We all went out to dinner together, and headed back to the hotel for what was to be a big day the next day.

We had breakfast at a lovely cafe frequented by westerners.  The previous afternoon we had a cappuccino at the hotel cafe, and it was nice but quite small.  So this time we asked for a big one.  It came in a soup mug!


Lee had organised a larger tuk tuk for us through a friend.  By this stage another volunteer had joined us, and we were now six.  The driver took us through the outlying villages where we saw rice harvesting and milling, mat weaving and silk weaving.  There was also a ruined temple, much like those at Siem Reap, but still in its natural state, not reconstructed as many of theirs are.

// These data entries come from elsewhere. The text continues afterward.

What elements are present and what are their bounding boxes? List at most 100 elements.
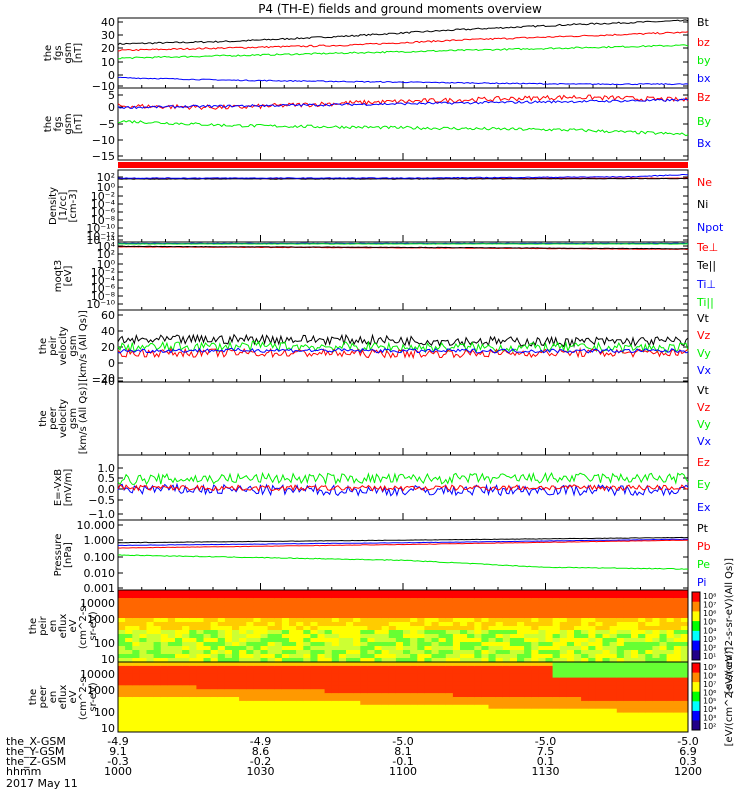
colorbar-cell (692, 701, 700, 705)
heatmap-cell (581, 673, 589, 679)
heatmap-cell (609, 626, 618, 631)
heatmap-cell (410, 728, 418, 733)
heatmap-cell (274, 630, 283, 635)
heatmap-cell (438, 622, 447, 627)
y-tick-label: 1000 (87, 613, 115, 626)
heatmap-cell (203, 697, 212, 702)
heatmap-cell (495, 665, 504, 671)
heatmap-cell (267, 685, 276, 690)
heatmap-cell (502, 606, 511, 611)
y-tick-label: 30 (101, 29, 115, 42)
heatmap-cell (281, 638, 290, 643)
heatmap-cell (552, 673, 561, 679)
heatmap-cell (652, 677, 660, 682)
heatmap-cell (381, 646, 390, 651)
heatmap-cell (289, 720, 297, 725)
heatmap-cell (210, 693, 219, 698)
heatmap-cell (267, 658, 276, 663)
heatmap-cell (595, 614, 603, 619)
heatmap-cell (552, 728, 561, 733)
heatmap-cell (388, 622, 397, 627)
heatmap-cell (538, 626, 546, 631)
heatmap-cell (139, 634, 147, 639)
heatmap-cell (139, 662, 147, 667)
heatmap-cell (260, 654, 269, 659)
heatmap-cell (203, 642, 212, 647)
heatmap-cell (246, 673, 254, 679)
heatmap-cell (431, 704, 440, 710)
heatmap-cell (524, 618, 532, 623)
heatmap-cell (524, 630, 532, 635)
heatmap-cell (260, 728, 269, 733)
heatmap-cell (631, 681, 639, 686)
heatmap-cell (324, 622, 333, 627)
heatmap-cell (346, 650, 354, 655)
heatmap-cell (224, 618, 233, 623)
heatmap-cell (481, 642, 489, 647)
heatmap-cell (146, 716, 155, 721)
colorbar-cell (692, 710, 700, 714)
heatmap-cell (531, 669, 539, 675)
heatmap-cell (623, 728, 632, 733)
legend-entry: Ey (697, 478, 711, 491)
heatmap-cell (139, 598, 147, 603)
heatmap-cell (502, 634, 511, 639)
heatmap-cell (160, 654, 169, 659)
heatmap-cell (324, 646, 333, 651)
heatmap-cell (253, 642, 261, 647)
heatmap-cell (488, 610, 497, 615)
heatmap-cell (203, 724, 212, 729)
y-axis-label: peir (48, 335, 59, 355)
heatmap-cell (403, 598, 411, 603)
y-tick-label: 100 (94, 637, 115, 650)
heatmap-cell (338, 665, 347, 671)
ephemeris-value: 6.9 (679, 745, 697, 758)
heatmap-cell (517, 610, 525, 615)
heatmap-cell (574, 673, 582, 679)
heatmap-cell (303, 689, 311, 694)
heatmap-cell (417, 681, 425, 686)
heatmap-cell (146, 650, 155, 655)
heatmap-cell (452, 634, 461, 639)
panel-frame (117, 661, 689, 733)
heatmap-cell (281, 708, 290, 714)
heatmap-cell (417, 708, 425, 714)
y-tick-label: 0 (108, 101, 115, 114)
heatmap-cell (118, 658, 126, 663)
heatmap-cell (125, 614, 133, 619)
heatmap-cell (538, 689, 546, 694)
heatmap-cell (196, 677, 204, 682)
heatmap-cell (253, 712, 261, 717)
heatmap-cell (303, 602, 311, 607)
heatmap-cell (517, 602, 525, 607)
heatmap-cell (680, 606, 689, 611)
heatmap-cell (182, 626, 190, 631)
heatmap-cell (602, 724, 611, 729)
heatmap-cell (467, 697, 475, 702)
heatmap-cell (267, 665, 276, 671)
heatmap-cell (481, 669, 489, 675)
colorbar-cell (692, 715, 700, 719)
heatmap-cell (595, 697, 603, 702)
heatmap-cell (388, 708, 397, 714)
heatmap-cell (481, 673, 489, 679)
colorbar-cell (692, 626, 700, 629)
heatmap-cell (552, 700, 561, 706)
heatmap-cell (680, 685, 689, 690)
heatmap-cell (574, 662, 582, 667)
heatmap-cell (303, 693, 311, 698)
colorbar-tick-label: 10² (703, 643, 716, 652)
heatmap-cell (267, 594, 276, 599)
heatmap-cell (410, 689, 418, 694)
heatmap-cell (609, 594, 618, 599)
heatmap-cell (246, 716, 254, 721)
heatmap-cell (196, 606, 204, 611)
heatmap-cell (360, 654, 368, 659)
heatmap-cell (260, 685, 269, 690)
heatmap-cell (167, 689, 176, 694)
heatmap-cell (324, 642, 333, 647)
heatmap-cell (645, 630, 653, 635)
heatmap-cell (438, 602, 447, 607)
heatmap-cell (395, 618, 404, 623)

After lunch we drove quite a distance to the only winery in Cambodia.  Now this was an experience.  We paid $2 each for 4 tastings.  The first was their shiraz.  It had a nose best described as sewer pit, and a taste not quite as bad.  Then we discovered they don't have any left to sell.  Next was their brandy, a whiff of this was good to clear the nostrils.  The last two were a grape juice and a ginger and honey. The juices were reasonably palatable.
Trellised vines at the winery

By this stage we were running a bit later than planned and to get to the mountain temple, the driver decided rather than go all the way back into town and out again, he would take a shortcut.  He hadn't used this road for a year as it hadn't been passable.  It wasn't quite to the improved state he thought, and at one stage the road was so boggy we all suggested that we get out and navigate our way through the mud on foot to give the tuk tuk a better chance of making it.  It did make for a good laugh.
Our tuk tuk negotiating the pot holes without the extra weight of six people
Us negotiating the mud

Finally we could see the temple in the distance.  On arriving, we were told if we wanted to see the temples and the wonderful view, there was only one way.  Too steep for the tuk tuk, and too steep to walk that far.  So it was a moto or nothing.  After negotiating a price ($2.50 each return) it was onto the back of a motor bike.  We won't discuss safety issues such as helmets etc.  Half way up was the temple, and at the top another, with superb views out over the countryside.
View from the top
The temple on top of the mountain

Moto driver (he looked about 15)


Thanks to our cross country jaunt, we were now at the perfect time to view the bat cave.  Our motos took us back down the mountain and deposited at the best viewing point on the road.  Right on cue, out came the bats.  I was told there are two billion of them in there.  What a site as they streamed out.  It takes an hour for them all to fly out, but we didn't wait for that.  Part way back to town, the driver stopped to show us the continuous black swirling line of the bats
Bats existing the cave

The line of bats that went for miles


Back in town we headed straight for the Phare Ponleu Selpak circus.  What an unbelievable spectacle for the next hour.  This school gives children from deprived backgrounds training in acrobatics.  Our performance had 16 -17 year olds and we couldn't believe the energy and tricks they performed.  The hour just flew.

By this time it was 8.00 pm so a late dinner and to bed after such a long and interesting day.